Tal vez empezar por una frase dicha la semana pasada por el presidente Sebastián Piñera ante la prensa nacional: “Chile es un verdadero oasis dentro de una América latina convulsionada”. Lo dijo justo cuando comenzaban las primeras “evasiones masivas”, organizadas por los estudiantes secundarios como una respuesta al alza del pasaje del metro, que cuesta ya un dólar. Durante una semana los jóvenes iban a las estaciones e irrumpían masivamente, saltaban los molinetes e invitaban a las personas a hacer lo mismo, y no pagar pasaje.
La reacción oficial fue la de siempre: “Actos vandálicos, delincuentes, violentos”, hasta que comenzaron a sumarse a las evasiones los oficinistas, los trabajadores, los jubilados, etcétera. Y de las evasiones en el metro se pasó a la superficie, a las calles céntricas, y del centro a los barrios, y de Santiago a Valparaíso, a Concepción, a Iquique… a todo Chile.
Hoy nuestro país está en llamas. Del “oasis” de Piñera pasamos a un terremoto social de magnitudes desconocidas y difíciles de dimensionar ahora. No está claro hacia dónde transita Chile en este momento; todo es muy incierto, sobre todo porque la protesta popular-nacional carece de conducción política. Está claro que fueron los secundarios quienes lograron encender la mecha, pero una vez estalladas las llamaradas, la ausencia de conducción política es evidente.
Es indudable que se trata de jornadas de protesta, de asonadas populares que encarnan el hartazgo con un modelo que ha privatizado y precarizado todo: la salud, la educación, la seguridad social, los servicios básicos, el agua; absolutamente todo esta privatizado en Chile. El nivel de vida es generalizadamente precario, el endeudamiento es altísimo y el 70% de la población gana poco menos del sueldo mínimo, entre otros aspectos.

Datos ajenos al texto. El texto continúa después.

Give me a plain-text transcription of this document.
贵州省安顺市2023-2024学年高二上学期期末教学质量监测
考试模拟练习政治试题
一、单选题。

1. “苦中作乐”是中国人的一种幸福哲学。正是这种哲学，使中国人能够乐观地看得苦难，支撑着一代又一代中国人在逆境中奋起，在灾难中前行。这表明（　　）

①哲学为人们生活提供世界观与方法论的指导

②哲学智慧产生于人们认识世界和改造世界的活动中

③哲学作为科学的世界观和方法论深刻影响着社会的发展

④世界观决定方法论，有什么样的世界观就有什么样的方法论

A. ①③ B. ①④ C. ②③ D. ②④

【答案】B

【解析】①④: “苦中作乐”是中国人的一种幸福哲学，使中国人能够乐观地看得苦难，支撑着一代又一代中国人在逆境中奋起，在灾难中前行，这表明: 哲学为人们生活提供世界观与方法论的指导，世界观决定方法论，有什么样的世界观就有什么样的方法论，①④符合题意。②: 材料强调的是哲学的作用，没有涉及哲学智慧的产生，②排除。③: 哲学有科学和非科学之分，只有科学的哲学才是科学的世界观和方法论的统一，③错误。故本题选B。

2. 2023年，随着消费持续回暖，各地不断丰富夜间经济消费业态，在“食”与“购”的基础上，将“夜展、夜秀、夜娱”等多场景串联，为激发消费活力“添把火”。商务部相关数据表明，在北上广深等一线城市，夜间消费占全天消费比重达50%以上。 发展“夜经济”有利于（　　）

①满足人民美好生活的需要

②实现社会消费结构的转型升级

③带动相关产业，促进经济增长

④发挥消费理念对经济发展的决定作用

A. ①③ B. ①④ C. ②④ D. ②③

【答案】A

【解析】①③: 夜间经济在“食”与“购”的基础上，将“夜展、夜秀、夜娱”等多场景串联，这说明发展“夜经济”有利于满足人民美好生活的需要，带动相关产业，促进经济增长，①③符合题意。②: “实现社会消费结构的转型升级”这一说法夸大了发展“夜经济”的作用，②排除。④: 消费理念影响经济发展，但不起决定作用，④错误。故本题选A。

Y todas esas tensiones han estallado con un claro carácter clasista, pues en el centro de todas las demandas está la injusticia social que ya nadie quiere aguantar, y eso es lo que, seguramente, más preocupado y perplejo tiene al gobierno.
No obstante, a los partidos de izquierda –como los que componen el Frente Amplio– esta erupción social no los pilla en buen pie, pero, a su vez, puede ser también su oportunidad de dar un paso cualitativo en su conexión con los sectores populares. Hiperinstitucionalizados desde que se convirtieron en la tercera fuerza política del país, con 20 diputados y un senador, no han logrado generar tejido social con los sectores populares que hoy ni los necesitan ni los echan de menos en las movilizaciones. Este tema se viene discutiendo desde principios de año con fuerza al interior del FA. La semana pasada, cuando se inicia el estallido, la dirección de Convergencia Social (uno de los conglomerados importantes que integra el FA) determinó sumarse con toda energía a la protesta social y sus diputados/as han estado en las calles marchando. A su vez, el domingo en que excepcionalmente sesionó el Congreso, los/las diputados/as del FA y del Partido Comunista se negaron a seguir legislando mientras existiera presencia militar en las calles de Chile.
En cuanto al Partido Comunista, éste se encuentra en mejores condiciones para la inmersión social. Gran parte de este año ha promovido en el Parlamento la reducción de la jornada laboral a 40 horas (actualmente es de 44), a través de un proyecto de ley impulsado por las diputadas comunistas Carol Cariola y Camila Vallejos; se trata de un proyecto con un claro tinte clasista que tiene aterrados a los empresarios y que este miércoles 23 será tratado en la Cámara de Diputados. El PC –que pidió públicamente que se adelanten las elecciones en el país– ha marchado en estos días sin ser expulsado de las marchas, como sí le pasaría a cualquier otro partido. Rostros conocidos, como el alcalde Daniel Jadue, han marchado con el pueblo en Santiago y se ha enfrentado personalmente con la Policía que reprimía brutalmente.
Pero no es suficiente para dar conducción a un estallido popular inédito en Chile; violento, radical y masivo, pero sin objetivos claros, excepto el de expresar la rabia social que habita al pueblo chileno, cansado de un sistema que sólo en la imaginación de la élite es el mejor de América latina.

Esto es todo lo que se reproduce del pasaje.